Em junho deste ano o laboratório Biosintética, pertencente ao Aché, outro gigante do setor, também perdeu o CBPF após inspeção da Anvisa. Foram registrados desvios no processo produtivo e na garantia de qualidade. A Biosintética informa que recebeu a inspeção da Coordenação de Vigilância em Saúde (Covisa) em julho, e o resultado foi satisfatório e de acordo com as boas práticas recomendadas pela Anvisa. Com base nesse relatório, a agência divulgou o novo CBPF da Biosintética, atestando a qualidade dos produtos da empresa. A recuperação do CBPF envolve basicamente corrigir o que está errado, mas pode ser trabalhoso e sair caro, revela Azi Mauricio Guerra Ceccopieri. “Às vezes pode ser um simples procedimento, mas em outros casos demanda investimentos grandes, como a troca de equipamentos, construção e adequação de um sítio inteiro, depende muito do caso”, assinala o professor.
De acordo com Emanuelle Giomo, a perda do certificado de BPF acarreta problemas para o laboratório, como por exemplo, a impossibilidade de renovação de um registro de medicamento ou inabilitação para participação em licitações. Sem o CBPF a empresa também não pode exportar medicamentos e nem importar insumos farmacêuticos. “Mais do que perdas materiais, o descumprimento dos requisitos das BPF pode envolver grandes riscos para a saúde da população, o que fere a imagem da companhia perante a sociedade”, sustenta a professora. “A perda da certificação é péssima para a imagem de uma empresa, isso acontece porque faltou alguma coisa: gestão, conhecimento, comunicação e até mesmo investimento”, acrescenta Azi Mauricio Guerra Ceccopieri, lembrando que nos casos mais extremos, como contaminações graves ou até mesmo sabotagem, há recomendação de suspensão das atividades. “Normalmente, a empresa deveria pensar que o zelo pela qualidade nunca se tornará algo que possa se exceder. Pelo contrário, a qualidade na produção de medicamentos pode se tornar um diferencial e promover empresas e pessoas, levando-as a um patamar mais elevado”, diz o professor.

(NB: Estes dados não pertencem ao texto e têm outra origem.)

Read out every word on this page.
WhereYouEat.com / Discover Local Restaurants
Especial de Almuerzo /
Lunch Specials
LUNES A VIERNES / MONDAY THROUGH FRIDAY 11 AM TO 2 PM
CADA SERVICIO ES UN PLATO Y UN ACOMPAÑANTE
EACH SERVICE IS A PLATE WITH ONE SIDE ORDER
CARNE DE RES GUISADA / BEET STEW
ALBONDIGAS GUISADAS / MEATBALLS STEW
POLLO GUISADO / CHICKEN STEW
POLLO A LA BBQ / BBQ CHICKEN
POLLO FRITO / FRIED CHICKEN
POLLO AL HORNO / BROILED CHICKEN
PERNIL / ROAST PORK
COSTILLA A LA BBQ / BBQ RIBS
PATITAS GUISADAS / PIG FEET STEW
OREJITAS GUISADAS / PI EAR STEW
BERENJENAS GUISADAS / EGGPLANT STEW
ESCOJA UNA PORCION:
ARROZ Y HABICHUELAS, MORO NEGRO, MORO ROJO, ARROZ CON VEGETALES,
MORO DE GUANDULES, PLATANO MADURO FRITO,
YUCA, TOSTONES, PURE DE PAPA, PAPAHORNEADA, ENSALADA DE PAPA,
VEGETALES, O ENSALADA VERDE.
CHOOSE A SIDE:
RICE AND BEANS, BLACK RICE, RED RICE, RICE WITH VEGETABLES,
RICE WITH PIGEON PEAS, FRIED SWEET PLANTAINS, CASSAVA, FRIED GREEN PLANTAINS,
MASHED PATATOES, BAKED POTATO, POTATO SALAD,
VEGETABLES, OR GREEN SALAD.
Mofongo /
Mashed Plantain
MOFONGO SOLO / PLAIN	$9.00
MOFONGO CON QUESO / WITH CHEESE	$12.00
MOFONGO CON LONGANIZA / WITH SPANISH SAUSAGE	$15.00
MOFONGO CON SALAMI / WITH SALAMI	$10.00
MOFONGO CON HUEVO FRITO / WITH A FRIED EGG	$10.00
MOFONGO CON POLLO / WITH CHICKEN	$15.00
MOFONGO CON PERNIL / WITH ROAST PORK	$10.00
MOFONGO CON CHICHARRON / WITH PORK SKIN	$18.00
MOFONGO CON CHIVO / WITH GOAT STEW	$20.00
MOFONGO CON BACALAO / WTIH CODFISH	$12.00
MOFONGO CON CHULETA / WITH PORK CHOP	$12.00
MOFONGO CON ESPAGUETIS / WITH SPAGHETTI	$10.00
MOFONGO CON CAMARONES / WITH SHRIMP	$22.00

Tornar possível a eliminação de contaminação é a meta a ser atingida em toda a cadeia produtiva, enfatiza Ceccopieri. Porém, segundo ele, os desafios da implementação das BPF vão além da porta da fábrica. “Desenvolvemos o fornecedor da matéria-prima, qualificando-o em dois tipos de quesitos, qualidade e BPF. Armazenamos a matéria-prima nas condições adequadas e produzimos e embalamos o medicamento nos requisitos máximos de higiene e esterilidade, tudo dentro do arcabouço das BPF e de qualidade, e enviamos para expedição. Aí começa o momento das duvidas nas empresas. Como estão as condições de armazenagem do distribuidor? O produto é manuseado adequadamente durante a logística de distribuição? O veiculo que transporta o produto é o ideal? Qual o treinamento de BPF é submetido quem manuseia o medicamento? E na drogaria? E no hospital? Todas essas premissas deveriam estar presentes na cadeia inteira, mas infelizmente não estão. Nem a simples higienização das mãos para o manuseio do produto é feita adequadamente. Daí se conclui que o risco sanitário tem ainda muito espaço para ser minimizado ao logo da cadeia de produção.”